Monument Bank’s easy-access account pays 5.03 per cent. It has a high minimum deposit of £25,000. This account can be opened in Monument Bank’s app.

Oxbury Bank has an easy-access account which is offering 5.02 per cent. It has a minimum deposit of £20,000 and can be opened online. It is a limited easy-access account so could be removed from sale at any time.

Both Monument and Oxbury’s accounts are taxed and savers can keep more of their interest by getting a cash Isa instead.

With savers paying more tax due to high interest rates and a frozen Personal Savings Allowance, savers with bigger pots would be wise to consider an easy-access cash Isa to scoop some of their interest out of the taxman’s hands.

Plum’s easy-access Isa* pays 5.17 per cent making it the best overall rate for an easy-access cash Isa but this includes a bonus of 0.86 per cent for 12 months, and those who make more than three withdrawals in a year see the rate drop to 3 per cent.

The other drawback is that it is not flexible.
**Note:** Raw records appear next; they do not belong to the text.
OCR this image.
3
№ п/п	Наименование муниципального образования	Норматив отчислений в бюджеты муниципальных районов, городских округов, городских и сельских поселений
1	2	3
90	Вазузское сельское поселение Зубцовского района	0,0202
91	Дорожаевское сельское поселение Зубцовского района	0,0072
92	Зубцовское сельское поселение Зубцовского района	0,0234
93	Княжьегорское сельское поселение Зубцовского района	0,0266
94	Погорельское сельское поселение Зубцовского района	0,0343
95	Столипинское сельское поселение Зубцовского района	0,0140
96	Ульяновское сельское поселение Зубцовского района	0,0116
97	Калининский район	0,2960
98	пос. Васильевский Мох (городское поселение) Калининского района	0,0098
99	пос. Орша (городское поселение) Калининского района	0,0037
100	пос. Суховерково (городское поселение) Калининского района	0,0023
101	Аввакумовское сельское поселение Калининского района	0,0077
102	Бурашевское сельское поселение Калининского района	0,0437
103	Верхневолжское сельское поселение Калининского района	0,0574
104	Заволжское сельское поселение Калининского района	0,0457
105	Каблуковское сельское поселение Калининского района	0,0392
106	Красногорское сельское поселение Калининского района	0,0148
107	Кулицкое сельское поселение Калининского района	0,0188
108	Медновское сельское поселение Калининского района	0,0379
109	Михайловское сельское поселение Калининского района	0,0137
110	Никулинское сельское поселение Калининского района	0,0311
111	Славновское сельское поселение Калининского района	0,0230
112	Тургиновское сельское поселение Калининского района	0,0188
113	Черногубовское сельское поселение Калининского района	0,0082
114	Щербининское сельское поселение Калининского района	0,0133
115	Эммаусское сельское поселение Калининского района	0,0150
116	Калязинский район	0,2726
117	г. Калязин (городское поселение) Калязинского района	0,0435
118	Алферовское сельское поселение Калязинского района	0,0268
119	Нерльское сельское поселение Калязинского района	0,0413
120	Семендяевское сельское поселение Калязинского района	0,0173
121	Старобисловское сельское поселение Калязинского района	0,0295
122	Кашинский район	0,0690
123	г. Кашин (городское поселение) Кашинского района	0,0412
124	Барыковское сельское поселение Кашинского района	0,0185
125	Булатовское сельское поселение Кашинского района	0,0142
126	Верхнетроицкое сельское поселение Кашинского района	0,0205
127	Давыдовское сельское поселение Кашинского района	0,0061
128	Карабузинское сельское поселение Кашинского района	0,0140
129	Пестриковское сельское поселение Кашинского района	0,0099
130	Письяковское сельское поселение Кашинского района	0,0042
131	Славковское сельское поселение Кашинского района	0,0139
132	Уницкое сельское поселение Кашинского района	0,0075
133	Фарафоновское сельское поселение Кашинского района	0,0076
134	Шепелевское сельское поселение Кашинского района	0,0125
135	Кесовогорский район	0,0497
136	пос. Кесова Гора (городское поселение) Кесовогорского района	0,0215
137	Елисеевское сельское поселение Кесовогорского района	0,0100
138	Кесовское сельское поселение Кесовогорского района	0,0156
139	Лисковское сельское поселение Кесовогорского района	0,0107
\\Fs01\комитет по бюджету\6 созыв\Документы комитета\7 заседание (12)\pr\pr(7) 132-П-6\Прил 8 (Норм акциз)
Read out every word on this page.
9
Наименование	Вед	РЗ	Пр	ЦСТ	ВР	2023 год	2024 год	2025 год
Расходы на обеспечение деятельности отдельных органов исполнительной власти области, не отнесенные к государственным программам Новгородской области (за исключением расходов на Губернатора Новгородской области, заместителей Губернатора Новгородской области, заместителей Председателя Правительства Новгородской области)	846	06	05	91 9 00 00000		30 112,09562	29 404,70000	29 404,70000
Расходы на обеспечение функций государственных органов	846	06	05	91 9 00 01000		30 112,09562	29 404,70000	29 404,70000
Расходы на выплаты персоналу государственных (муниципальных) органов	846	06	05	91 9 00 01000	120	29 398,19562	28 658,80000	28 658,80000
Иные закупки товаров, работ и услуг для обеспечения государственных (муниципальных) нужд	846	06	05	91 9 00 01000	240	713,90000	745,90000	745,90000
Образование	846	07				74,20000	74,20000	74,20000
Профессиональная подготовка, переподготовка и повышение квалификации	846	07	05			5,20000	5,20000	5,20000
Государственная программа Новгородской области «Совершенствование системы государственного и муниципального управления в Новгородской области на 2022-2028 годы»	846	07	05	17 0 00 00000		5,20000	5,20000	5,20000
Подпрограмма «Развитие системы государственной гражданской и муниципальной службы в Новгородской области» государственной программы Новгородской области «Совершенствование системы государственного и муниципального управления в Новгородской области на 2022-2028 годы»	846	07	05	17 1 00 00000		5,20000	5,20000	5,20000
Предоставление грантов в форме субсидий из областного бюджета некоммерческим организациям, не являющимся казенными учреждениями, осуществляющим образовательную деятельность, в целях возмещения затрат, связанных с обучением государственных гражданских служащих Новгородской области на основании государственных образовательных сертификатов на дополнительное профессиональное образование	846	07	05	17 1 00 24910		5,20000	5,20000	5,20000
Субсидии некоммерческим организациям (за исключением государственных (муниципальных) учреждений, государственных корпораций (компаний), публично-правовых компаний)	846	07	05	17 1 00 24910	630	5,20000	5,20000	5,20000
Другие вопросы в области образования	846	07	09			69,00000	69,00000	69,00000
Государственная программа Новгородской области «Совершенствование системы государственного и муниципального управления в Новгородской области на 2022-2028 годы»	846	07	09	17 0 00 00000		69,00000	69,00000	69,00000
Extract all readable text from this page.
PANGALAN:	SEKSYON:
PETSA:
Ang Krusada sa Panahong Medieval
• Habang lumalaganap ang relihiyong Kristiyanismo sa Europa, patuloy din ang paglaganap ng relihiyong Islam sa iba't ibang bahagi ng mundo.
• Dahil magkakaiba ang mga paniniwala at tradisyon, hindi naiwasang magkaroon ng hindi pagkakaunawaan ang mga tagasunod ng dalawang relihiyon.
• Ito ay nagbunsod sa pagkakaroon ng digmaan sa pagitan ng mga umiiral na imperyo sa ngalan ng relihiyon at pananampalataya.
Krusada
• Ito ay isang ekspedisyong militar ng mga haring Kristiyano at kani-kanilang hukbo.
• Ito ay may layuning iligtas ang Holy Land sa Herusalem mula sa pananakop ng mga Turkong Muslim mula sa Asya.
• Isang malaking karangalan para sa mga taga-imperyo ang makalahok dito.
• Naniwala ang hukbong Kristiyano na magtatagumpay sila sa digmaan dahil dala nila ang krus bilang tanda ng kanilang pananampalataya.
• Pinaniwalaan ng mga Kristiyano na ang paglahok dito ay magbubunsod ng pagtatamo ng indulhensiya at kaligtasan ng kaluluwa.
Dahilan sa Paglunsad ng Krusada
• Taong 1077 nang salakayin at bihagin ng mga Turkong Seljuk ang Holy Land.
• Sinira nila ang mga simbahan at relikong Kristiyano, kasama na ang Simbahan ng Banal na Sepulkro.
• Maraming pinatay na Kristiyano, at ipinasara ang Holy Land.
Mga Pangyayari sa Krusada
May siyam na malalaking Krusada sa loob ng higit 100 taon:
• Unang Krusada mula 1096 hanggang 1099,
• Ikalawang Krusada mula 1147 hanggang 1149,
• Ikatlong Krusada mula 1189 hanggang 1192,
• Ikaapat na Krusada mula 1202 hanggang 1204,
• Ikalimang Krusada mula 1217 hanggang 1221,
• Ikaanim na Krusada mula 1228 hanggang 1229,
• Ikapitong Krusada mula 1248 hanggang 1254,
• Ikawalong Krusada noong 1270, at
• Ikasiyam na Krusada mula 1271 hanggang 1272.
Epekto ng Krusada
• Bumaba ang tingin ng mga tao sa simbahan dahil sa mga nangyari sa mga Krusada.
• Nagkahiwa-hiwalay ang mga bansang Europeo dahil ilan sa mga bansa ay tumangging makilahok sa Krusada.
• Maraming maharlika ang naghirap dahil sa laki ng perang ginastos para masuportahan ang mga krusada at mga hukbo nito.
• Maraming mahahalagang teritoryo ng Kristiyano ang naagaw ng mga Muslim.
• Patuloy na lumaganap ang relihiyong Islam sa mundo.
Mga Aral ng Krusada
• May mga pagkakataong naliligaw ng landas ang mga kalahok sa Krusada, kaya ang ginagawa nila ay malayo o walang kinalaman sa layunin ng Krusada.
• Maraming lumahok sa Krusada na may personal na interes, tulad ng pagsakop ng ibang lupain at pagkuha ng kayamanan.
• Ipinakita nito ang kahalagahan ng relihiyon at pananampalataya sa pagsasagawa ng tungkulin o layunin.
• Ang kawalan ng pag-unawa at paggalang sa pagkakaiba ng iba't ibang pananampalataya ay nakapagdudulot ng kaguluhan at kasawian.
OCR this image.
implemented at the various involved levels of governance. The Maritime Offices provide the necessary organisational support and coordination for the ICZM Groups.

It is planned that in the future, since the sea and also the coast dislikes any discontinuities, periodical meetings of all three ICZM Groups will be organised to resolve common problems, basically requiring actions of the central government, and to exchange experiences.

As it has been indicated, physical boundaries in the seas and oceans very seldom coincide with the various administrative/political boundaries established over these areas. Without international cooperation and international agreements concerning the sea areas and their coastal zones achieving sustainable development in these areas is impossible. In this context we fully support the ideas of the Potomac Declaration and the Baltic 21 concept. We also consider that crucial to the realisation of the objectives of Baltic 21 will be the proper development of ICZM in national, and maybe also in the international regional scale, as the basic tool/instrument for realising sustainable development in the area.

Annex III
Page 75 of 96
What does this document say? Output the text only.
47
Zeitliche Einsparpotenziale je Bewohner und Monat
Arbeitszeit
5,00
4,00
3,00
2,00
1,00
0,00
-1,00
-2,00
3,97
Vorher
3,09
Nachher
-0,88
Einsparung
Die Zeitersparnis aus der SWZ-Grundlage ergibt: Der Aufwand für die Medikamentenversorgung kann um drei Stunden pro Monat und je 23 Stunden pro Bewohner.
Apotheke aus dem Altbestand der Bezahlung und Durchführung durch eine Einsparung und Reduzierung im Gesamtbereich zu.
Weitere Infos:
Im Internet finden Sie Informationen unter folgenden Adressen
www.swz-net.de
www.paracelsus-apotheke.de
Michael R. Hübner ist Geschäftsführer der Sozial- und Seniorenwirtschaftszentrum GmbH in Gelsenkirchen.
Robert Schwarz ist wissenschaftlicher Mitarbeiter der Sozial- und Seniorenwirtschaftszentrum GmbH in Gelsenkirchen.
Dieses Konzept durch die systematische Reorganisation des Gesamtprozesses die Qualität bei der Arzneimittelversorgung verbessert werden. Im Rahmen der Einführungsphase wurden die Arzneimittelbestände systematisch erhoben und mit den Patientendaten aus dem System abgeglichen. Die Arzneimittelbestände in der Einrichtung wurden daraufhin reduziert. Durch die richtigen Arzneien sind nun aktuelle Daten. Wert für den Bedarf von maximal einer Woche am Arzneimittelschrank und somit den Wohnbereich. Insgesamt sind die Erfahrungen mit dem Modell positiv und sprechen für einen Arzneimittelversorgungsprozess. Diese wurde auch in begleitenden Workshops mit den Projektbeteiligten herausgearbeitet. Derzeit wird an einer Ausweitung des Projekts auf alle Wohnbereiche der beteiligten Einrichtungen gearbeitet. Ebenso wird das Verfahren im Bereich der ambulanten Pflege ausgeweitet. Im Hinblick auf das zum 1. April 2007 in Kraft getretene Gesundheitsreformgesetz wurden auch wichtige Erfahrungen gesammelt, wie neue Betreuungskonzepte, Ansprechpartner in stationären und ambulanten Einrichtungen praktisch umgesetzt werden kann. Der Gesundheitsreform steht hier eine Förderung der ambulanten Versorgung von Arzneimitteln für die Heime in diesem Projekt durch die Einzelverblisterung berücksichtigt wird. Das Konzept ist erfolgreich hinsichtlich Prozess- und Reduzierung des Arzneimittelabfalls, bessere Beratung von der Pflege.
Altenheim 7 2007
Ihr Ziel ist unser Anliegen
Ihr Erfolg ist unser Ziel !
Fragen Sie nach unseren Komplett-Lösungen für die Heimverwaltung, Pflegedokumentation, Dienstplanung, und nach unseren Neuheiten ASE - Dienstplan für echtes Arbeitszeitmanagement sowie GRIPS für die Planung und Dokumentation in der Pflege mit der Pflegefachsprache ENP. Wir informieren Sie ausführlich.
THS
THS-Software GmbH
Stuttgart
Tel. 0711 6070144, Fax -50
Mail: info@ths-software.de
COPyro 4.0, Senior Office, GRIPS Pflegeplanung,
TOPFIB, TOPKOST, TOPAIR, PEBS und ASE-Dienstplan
A flexible Isa allows you to take money out and pay it back in without using up part of your annual Isa allowance. The only caveat is that you must replace the cash in the same tax year.

The best flexible easy access cash Isa comes from Chip* at 5.1 per cent, while Zopa pays 5.08 per cent – both are app-based accounts.

Paragon Bank’s Isa is also flexible and pays 4.95 per cent. It can be opened online but only allows two withdrawals per year before the rate drops to 1.50 per cent.

Yorkshire Building Society’s easy access cash Isa* pays 4.5 per cent and is flexible with no limits on withdrawals.

> Five of the best cash Isas: This is Money’s pick of the top deals

If you find your savings accumulating beyond what you genuinely need, you might want to consider investing.

Coles said: ‘Building an emergency savings net is vital, but not at the expense of other aspects of your finances. It often makes sense to build up savings and pensions at the same time.

‘If you have regular surplus income to put away, you could direct part to cash and part into a pension until you have enough set aside as an emergency fund and then start fully investing your money. 

‘Equally, an emergency fund, by its very nature, will wax and wane as it is called upon so replenishing this while continuing to invest for the longer term is completely sensible.’